At noon, Brinn halted the company on a hillock covered with pimpernels, and defended on two sides by a pool of viscid sludge which smelled like tar. In it, pale flagellant creatures swam. They broke the surface, spread sluggish ripples about them, then disappeared. They looked like corpses, wan and necrotic, against the darkness of the fluid.
Then Linden pointed through the branches toward the sun. When Covenant peered at the faint aura, he saw it change, just as she had predicted. The full power of the Sunbane returned, restoring pestilence to the Sarangrave.
At the sight, a nameless chill clutched his viscera. The Sarangrave under a sun of pestilence-
Hollian's gasp yanked the company toward her. She was gaping at the pool, with her knuckles jammed between her teeth.
At every spot where sunlight touched the dark surface, pale creatures rose. They thrust blind heads into the light, seemed to yearn upward. A slight wind ruffled the trees, shifting pieces of sunshine back and forth. The creatures flailed to follow the spots of light.
When any creature had kept its head in the light for several moments, it began to expand. It swelled like ripening fruit, then split open, scattering green droplets around the pool. The droplets which fell in shadow quickly turned black and faded. But the ones which fell in light became bright-Covenant closed his eyes; but he could not shut out the sight. Green flecks danced against red behind his eyelids. He looked again. The droplets were luminescent and baleful, like liquid emeralds. They grew as they swam, feeding on sludge and pestilence.
“Good God!” Horror compacted Linden's whisper. “We've got to get out of here!”
Her tone carried complete conviction. The Haruchai sprang into motion. Sunder called the Coursers forward. Cail boosted first Linden, then Covenant, upward, so that Clash would not have to kneel. Stell and Ham did the same for the Stonedownors.
Skirting the pool, Brinn guided the beasts eastward as swiftly as he dared, deeper into the toils of Sarangrave Hat.

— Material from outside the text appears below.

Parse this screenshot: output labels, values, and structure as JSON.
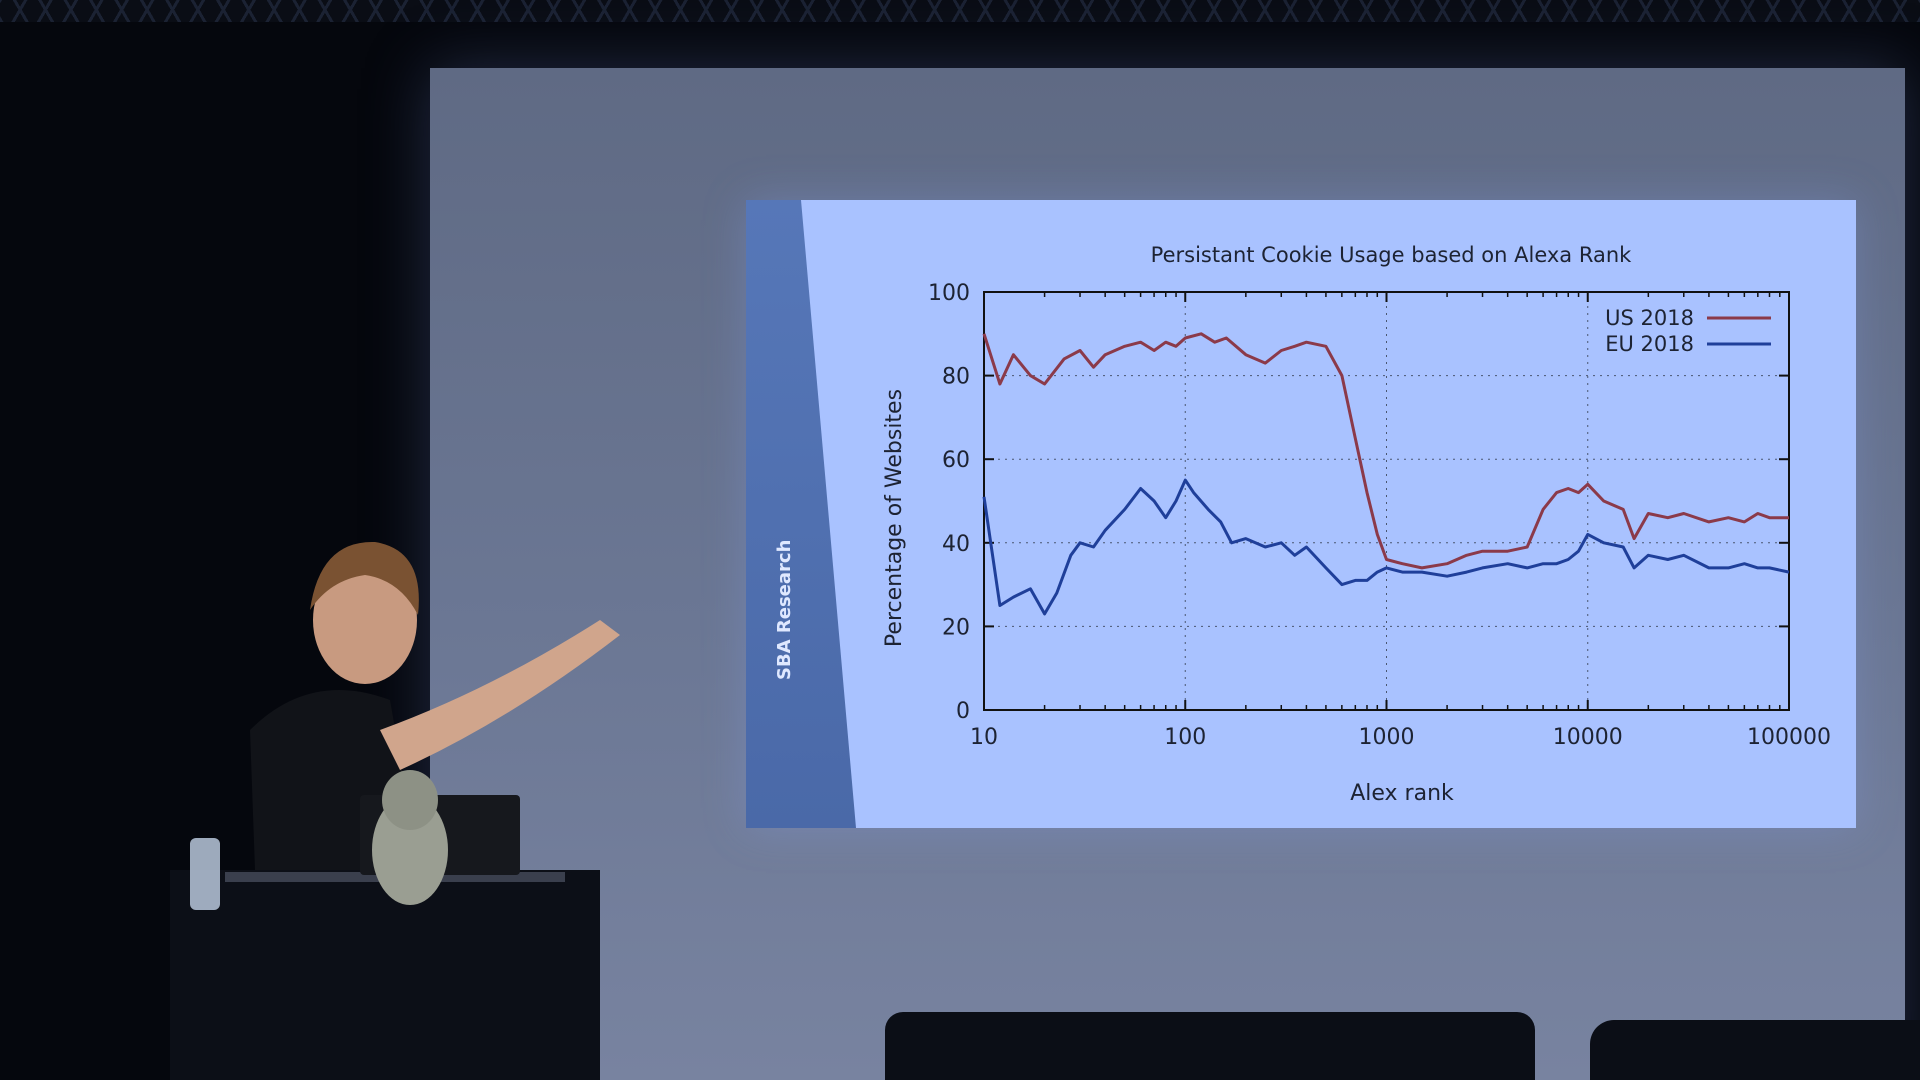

Fortunately, the Sunbane seemed to steady the Coursers, enforcing the hold of Sunder's rukh. Their ponderous ski
ttishness eased. When malformed animals scuttled out from under their hooves, or shrieking birds flapped past their heads, they remained manageable. After half a league, the riders were able to eat a meal without dismounting.
As they ate, Covenant looked for a way to question Linden. But she forestalled him. “Don't ask.” Spectres haunted the backs of her eyes. “It hurt. I just knew we were in danger. I don't want to know what it was.”

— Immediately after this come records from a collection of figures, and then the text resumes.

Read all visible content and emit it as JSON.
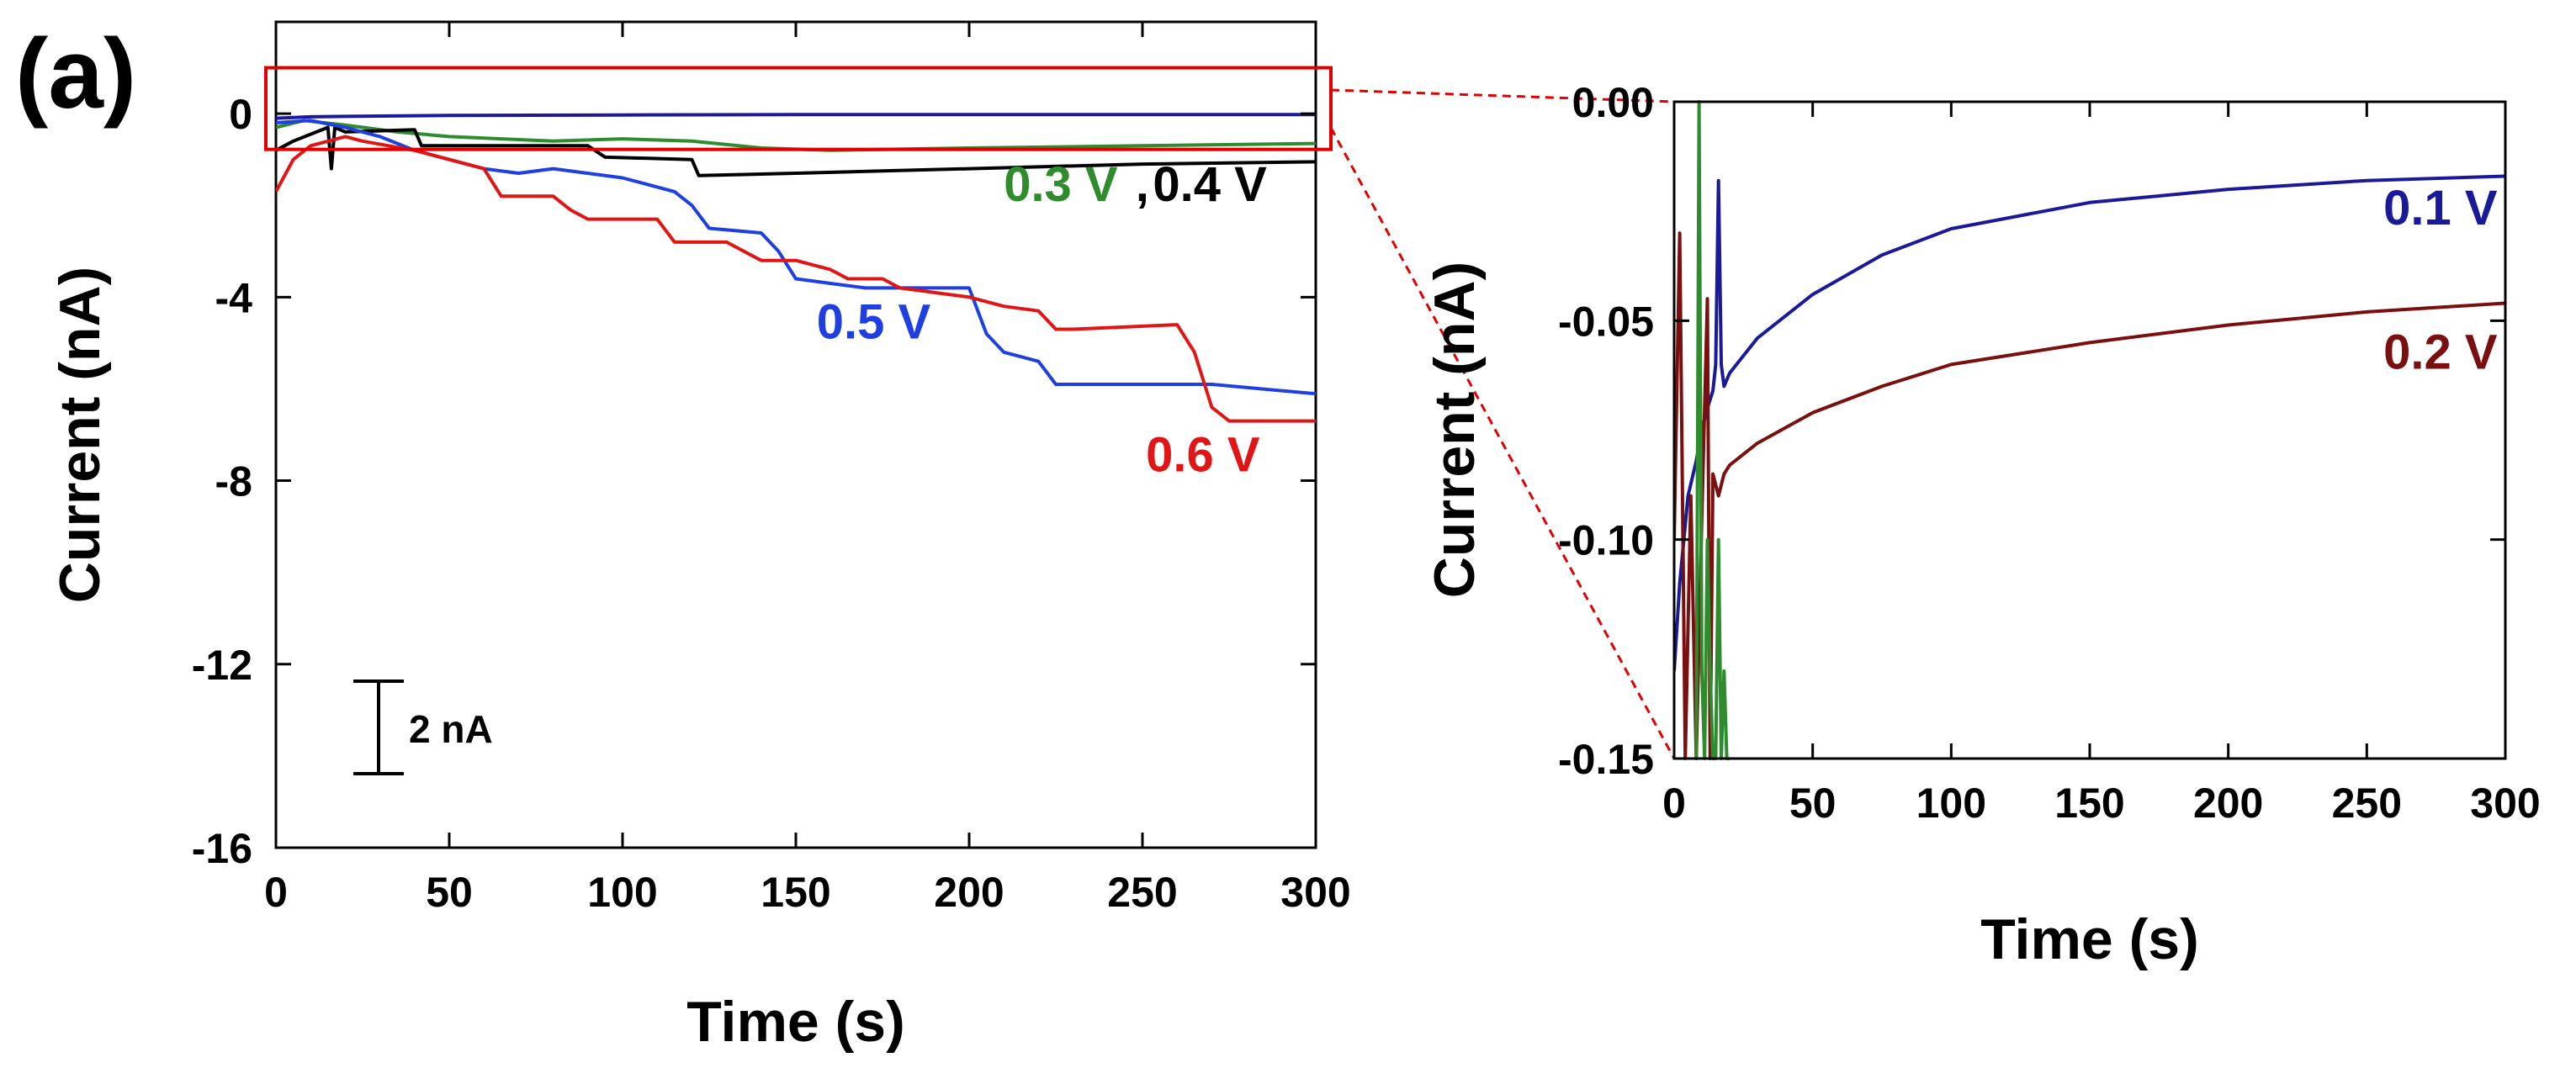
{
  "panel_label": "(a)",
  "scale_bar_label": "2 nA",
  "chart_data": [
    {
      "type": "line",
      "name": "main",
      "title": "",
      "xlabel": "Time (s)",
      "ylabel": "Current (nA)",
      "xlim": [
        0,
        300
      ],
      "ylim": [
        -16,
        2
      ],
      "xticks": [
        0,
        50,
        100,
        150,
        200,
        250,
        300
      ],
      "yticks": [
        0,
        -4,
        -8,
        -12,
        -16
      ],
      "grid": false,
      "zoom_box": {
        "x": [
          0,
          300
        ],
        "y": [
          -0.45,
          0.45
        ]
      },
      "series": [
        {
          "name": "0.1 V",
          "color": "#1a1a99",
          "x": [
            0,
            10,
            20,
            50,
            100,
            150,
            200,
            250,
            300
          ],
          "y": [
            -0.1,
            -0.07,
            -0.06,
            -0.04,
            -0.03,
            -0.02,
            -0.02,
            -0.02,
            -0.02
          ]
        },
        {
          "name": "0.3 V",
          "color": "#2e8b2e",
          "x": [
            0,
            8,
            20,
            35,
            50,
            80,
            100,
            120,
            140,
            160,
            200,
            250,
            300
          ],
          "y": [
            -0.3,
            -0.15,
            -0.25,
            -0.4,
            -0.5,
            -0.6,
            -0.55,
            -0.6,
            -0.75,
            -0.8,
            -0.75,
            -0.7,
            -0.65
          ]
        },
        {
          "name": "0.4 V",
          "color": "#000000",
          "x": [
            0,
            5,
            15,
            16,
            17,
            20,
            40,
            42,
            90,
            95,
            120,
            122,
            150,
            200,
            250,
            300
          ],
          "y": [
            -0.8,
            -0.6,
            -0.3,
            -1.2,
            -0.3,
            -0.4,
            -0.35,
            -0.7,
            -0.7,
            -0.95,
            -1.0,
            -1.35,
            -1.3,
            -1.2,
            -1.1,
            -1.05
          ]
        },
        {
          "name": "0.5 V",
          "color": "#1f3fe0",
          "x": [
            0,
            10,
            20,
            30,
            40,
            50,
            60,
            70,
            80,
            100,
            110,
            115,
            120,
            125,
            140,
            145,
            150,
            160,
            170,
            200,
            205,
            210,
            220,
            225,
            250,
            270,
            299,
            300
          ],
          "y": [
            -0.2,
            -0.15,
            -0.3,
            -0.5,
            -0.8,
            -1.0,
            -1.2,
            -1.3,
            -1.2,
            -1.4,
            -1.6,
            -1.7,
            -2.0,
            -2.5,
            -2.6,
            -3.0,
            -3.6,
            -3.7,
            -3.8,
            -3.8,
            -4.8,
            -5.2,
            -5.4,
            -5.9,
            -5.9,
            -5.9,
            -6.1,
            -6.1
          ]
        },
        {
          "name": "0.6 V",
          "color": "#e01515",
          "x": [
            0,
            5,
            10,
            20,
            25,
            40,
            60,
            65,
            80,
            85,
            90,
            110,
            115,
            130,
            140,
            150,
            160,
            165,
            175,
            180,
            190,
            200,
            210,
            220,
            225,
            230,
            260,
            265,
            270,
            275,
            300
          ],
          "y": [
            -1.7,
            -1.0,
            -0.7,
            -0.5,
            -0.6,
            -0.8,
            -1.2,
            -1.8,
            -1.8,
            -2.1,
            -2.3,
            -2.3,
            -2.8,
            -2.8,
            -3.2,
            -3.2,
            -3.4,
            -3.6,
            -3.6,
            -3.8,
            -3.9,
            -4.0,
            -4.2,
            -4.3,
            -4.7,
            -4.7,
            -4.6,
            -5.2,
            -6.4,
            -6.7,
            -6.7
          ]
        }
      ],
      "annotations": [
        {
          "text": "0.3 V",
          "color": "#2e8b2e",
          "x": 210,
          "y": -1.9
        },
        {
          "text": ",",
          "color": "#000000",
          "x": 248,
          "y": -1.9
        },
        {
          "text": "0.4 V",
          "color": "#000000",
          "x": 253,
          "y": -1.9
        },
        {
          "text": "0.5 V",
          "color": "#1f3fe0",
          "x": 156,
          "y": -4.9
        },
        {
          "text": "0.6 V",
          "color": "#e01515",
          "x": 251,
          "y": -7.8
        }
      ]
    },
    {
      "type": "line",
      "name": "inset",
      "title": "",
      "xlabel": "Time (s)",
      "ylabel": "Current (nA)",
      "xlim": [
        0,
        300
      ],
      "ylim": [
        -0.15,
        0.0
      ],
      "xticks": [
        0,
        50,
        100,
        150,
        200,
        250,
        300
      ],
      "yticks": [
        "0.00",
        "-0.05",
        "-0.10",
        "-0.15"
      ],
      "grid": false,
      "series": [
        {
          "name": "0.1 V",
          "color": "#1a1a99",
          "x": [
            0,
            2,
            5,
            8,
            10,
            12,
            14,
            15,
            16,
            17,
            18,
            20,
            30,
            50,
            75,
            100,
            150,
            200,
            250,
            300
          ],
          "y": [
            -0.13,
            -0.11,
            -0.09,
            -0.082,
            -0.075,
            -0.07,
            -0.066,
            -0.06,
            -0.018,
            -0.06,
            -0.065,
            -0.062,
            -0.054,
            -0.044,
            -0.035,
            -0.029,
            -0.023,
            -0.02,
            -0.018,
            -0.017
          ]
        },
        {
          "name": "0.2 V",
          "color": "#7a0f0f",
          "x": [
            0,
            2,
            4,
            6,
            8,
            10,
            12,
            13,
            14,
            16,
            18,
            20,
            30,
            50,
            75,
            100,
            150,
            200,
            250,
            300
          ],
          "y": [
            -0.1,
            -0.03,
            -0.15,
            -0.09,
            -0.15,
            -0.095,
            -0.045,
            -0.15,
            -0.085,
            -0.09,
            -0.085,
            -0.083,
            -0.078,
            -0.071,
            -0.065,
            -0.06,
            -0.055,
            -0.051,
            -0.048,
            -0.046
          ]
        },
        {
          "name": "0.3 V",
          "color": "#2e8b2e",
          "x": [
            8,
            9,
            10,
            11,
            12,
            13,
            14,
            15,
            16,
            17,
            18,
            19,
            20
          ],
          "y": [
            -0.15,
            0.0,
            -0.13,
            -0.15,
            -0.1,
            -0.13,
            -0.15,
            -0.15,
            -0.1,
            -0.15,
            -0.13,
            -0.15,
            -0.15
          ]
        }
      ],
      "annotations": [
        {
          "text": "0.1 V",
          "color": "#1a1a99",
          "x": 256,
          "y": -0.028
        },
        {
          "text": "0.2 V",
          "color": "#7a0f0f",
          "x": 256,
          "y": -0.061
        }
      ]
    }
  ]
}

He nodded. The plight of the company required her to accept visions which wrung her soul. She was so exposed. And he had no way to help her.

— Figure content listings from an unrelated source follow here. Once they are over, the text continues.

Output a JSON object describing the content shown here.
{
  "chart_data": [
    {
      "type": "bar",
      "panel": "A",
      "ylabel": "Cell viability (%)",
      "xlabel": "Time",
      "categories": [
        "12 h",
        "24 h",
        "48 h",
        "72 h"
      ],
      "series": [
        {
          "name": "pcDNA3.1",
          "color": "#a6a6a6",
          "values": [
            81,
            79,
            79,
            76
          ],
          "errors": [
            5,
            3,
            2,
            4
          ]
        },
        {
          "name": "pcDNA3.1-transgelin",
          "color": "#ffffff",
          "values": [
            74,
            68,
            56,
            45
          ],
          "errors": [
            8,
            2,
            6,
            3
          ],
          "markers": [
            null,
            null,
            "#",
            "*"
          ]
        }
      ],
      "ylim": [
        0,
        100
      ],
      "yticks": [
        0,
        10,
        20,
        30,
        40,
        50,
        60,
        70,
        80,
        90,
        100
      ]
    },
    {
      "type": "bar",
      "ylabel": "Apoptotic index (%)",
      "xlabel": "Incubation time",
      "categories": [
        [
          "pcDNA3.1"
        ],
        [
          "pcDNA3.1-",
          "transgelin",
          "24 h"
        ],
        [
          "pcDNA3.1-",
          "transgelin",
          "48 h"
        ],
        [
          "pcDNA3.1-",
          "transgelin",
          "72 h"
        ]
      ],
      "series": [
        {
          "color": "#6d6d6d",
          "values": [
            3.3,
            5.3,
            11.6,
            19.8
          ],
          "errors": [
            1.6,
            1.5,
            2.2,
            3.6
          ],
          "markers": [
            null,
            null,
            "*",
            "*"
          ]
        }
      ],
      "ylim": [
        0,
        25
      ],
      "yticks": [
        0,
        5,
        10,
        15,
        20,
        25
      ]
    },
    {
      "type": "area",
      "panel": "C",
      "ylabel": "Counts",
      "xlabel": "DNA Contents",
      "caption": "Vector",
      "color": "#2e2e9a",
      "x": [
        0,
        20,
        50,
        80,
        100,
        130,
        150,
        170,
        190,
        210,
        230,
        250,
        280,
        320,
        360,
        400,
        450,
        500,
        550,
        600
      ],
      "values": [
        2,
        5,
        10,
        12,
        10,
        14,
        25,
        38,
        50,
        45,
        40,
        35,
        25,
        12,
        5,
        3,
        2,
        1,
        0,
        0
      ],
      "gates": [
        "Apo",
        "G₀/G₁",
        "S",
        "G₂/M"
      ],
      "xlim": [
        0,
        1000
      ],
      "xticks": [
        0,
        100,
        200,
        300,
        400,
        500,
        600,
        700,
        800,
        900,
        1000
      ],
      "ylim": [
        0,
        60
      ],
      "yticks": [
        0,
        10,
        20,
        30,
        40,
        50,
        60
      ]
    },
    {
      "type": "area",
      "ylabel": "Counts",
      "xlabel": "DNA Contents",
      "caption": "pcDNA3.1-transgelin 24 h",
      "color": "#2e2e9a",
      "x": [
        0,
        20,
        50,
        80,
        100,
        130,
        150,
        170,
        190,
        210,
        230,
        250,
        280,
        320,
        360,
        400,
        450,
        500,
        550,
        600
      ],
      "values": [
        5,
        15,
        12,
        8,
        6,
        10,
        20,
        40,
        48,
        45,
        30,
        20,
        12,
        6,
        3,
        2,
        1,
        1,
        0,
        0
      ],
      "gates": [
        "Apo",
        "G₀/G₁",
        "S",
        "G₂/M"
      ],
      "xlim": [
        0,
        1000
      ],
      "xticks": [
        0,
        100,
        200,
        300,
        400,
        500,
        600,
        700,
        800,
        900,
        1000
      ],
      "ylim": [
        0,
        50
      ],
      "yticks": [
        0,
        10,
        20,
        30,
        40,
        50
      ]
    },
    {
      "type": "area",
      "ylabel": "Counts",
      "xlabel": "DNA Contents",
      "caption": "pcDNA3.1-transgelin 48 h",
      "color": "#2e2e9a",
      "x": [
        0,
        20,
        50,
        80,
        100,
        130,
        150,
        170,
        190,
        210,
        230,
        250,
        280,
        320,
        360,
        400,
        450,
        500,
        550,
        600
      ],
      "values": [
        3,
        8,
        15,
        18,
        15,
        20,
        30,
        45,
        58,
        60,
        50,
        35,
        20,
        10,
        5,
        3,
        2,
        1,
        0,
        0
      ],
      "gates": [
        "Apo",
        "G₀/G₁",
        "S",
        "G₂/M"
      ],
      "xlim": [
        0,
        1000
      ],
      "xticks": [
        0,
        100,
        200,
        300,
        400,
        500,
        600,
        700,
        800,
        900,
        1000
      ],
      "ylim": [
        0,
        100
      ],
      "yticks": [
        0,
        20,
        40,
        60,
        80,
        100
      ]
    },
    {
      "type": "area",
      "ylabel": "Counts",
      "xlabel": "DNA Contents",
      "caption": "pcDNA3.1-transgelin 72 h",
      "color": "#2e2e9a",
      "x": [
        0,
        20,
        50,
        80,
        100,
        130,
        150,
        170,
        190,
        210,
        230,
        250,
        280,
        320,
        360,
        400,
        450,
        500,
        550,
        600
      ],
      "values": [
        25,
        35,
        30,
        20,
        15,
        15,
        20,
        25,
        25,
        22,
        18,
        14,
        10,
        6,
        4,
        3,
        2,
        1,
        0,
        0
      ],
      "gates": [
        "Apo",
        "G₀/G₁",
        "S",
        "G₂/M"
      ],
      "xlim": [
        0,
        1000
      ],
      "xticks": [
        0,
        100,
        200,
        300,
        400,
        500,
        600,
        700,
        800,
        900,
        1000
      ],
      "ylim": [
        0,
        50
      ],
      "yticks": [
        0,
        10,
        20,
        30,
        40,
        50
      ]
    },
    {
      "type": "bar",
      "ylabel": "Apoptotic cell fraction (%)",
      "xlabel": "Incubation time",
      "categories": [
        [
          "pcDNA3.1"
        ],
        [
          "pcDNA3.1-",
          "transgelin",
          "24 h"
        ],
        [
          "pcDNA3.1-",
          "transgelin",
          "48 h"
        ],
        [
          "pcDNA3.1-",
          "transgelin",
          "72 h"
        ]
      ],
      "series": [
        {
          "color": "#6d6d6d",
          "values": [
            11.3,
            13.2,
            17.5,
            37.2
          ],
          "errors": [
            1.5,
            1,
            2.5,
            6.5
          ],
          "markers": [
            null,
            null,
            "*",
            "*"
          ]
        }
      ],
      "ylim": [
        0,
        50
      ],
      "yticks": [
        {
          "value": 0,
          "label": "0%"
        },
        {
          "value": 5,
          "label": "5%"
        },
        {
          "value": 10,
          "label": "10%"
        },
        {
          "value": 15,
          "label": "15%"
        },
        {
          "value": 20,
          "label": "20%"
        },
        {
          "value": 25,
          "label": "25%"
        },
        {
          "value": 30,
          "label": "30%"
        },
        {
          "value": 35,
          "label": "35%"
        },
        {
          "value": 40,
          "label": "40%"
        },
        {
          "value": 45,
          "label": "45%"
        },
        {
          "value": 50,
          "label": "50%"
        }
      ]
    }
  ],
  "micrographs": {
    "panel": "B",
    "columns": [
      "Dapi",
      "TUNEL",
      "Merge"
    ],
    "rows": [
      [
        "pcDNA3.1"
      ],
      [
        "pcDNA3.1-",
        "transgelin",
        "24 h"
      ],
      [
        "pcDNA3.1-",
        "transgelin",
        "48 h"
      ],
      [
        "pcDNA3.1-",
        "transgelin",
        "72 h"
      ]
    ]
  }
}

The Haruchai passed around a pouch of voure. As he dabbed the pungent sap on his face and arms, Covenant became aware that the air was alive with butterflies.
Fluttering red and blue, yellow like clean sunshine, gleams of purple and peacock-green, they clouded the spaces between the trees like particoloured snow, alert and lovely. The dance of the Sarangrave-Sarangrave Flat under a sun of pestilence. The insects made him feel strangely bemused and violent. They were beautiful. And they were born of the Sunbane. The venom in him answered their entrancement as if, despite himself, he yearned to fry every lambent wing in sight. He hardly noticed when the company began moving again through the clutches of the marsh. At one time, he had watched helplessly while Wraiths died. Now every memory increased the pressure in him, urged him toward power. But in this place power was suicide.
Piloted by Bruin's caution and Linden's sight, the questors worked eastward. For a time, they travelled the edges of a water channel clogged with lilies. But then the channel cut toward the north, and they were forced to a decision. Linden said that the water was safe. Brinn feared that the lily-stems might fatally tangle the legs of the Coursers.
The choice was taken out of their hands. Hergrom directed their attention northwestward. For a moment, Covenant could see nothing through the obscure jungle. Then he caught a glimpse.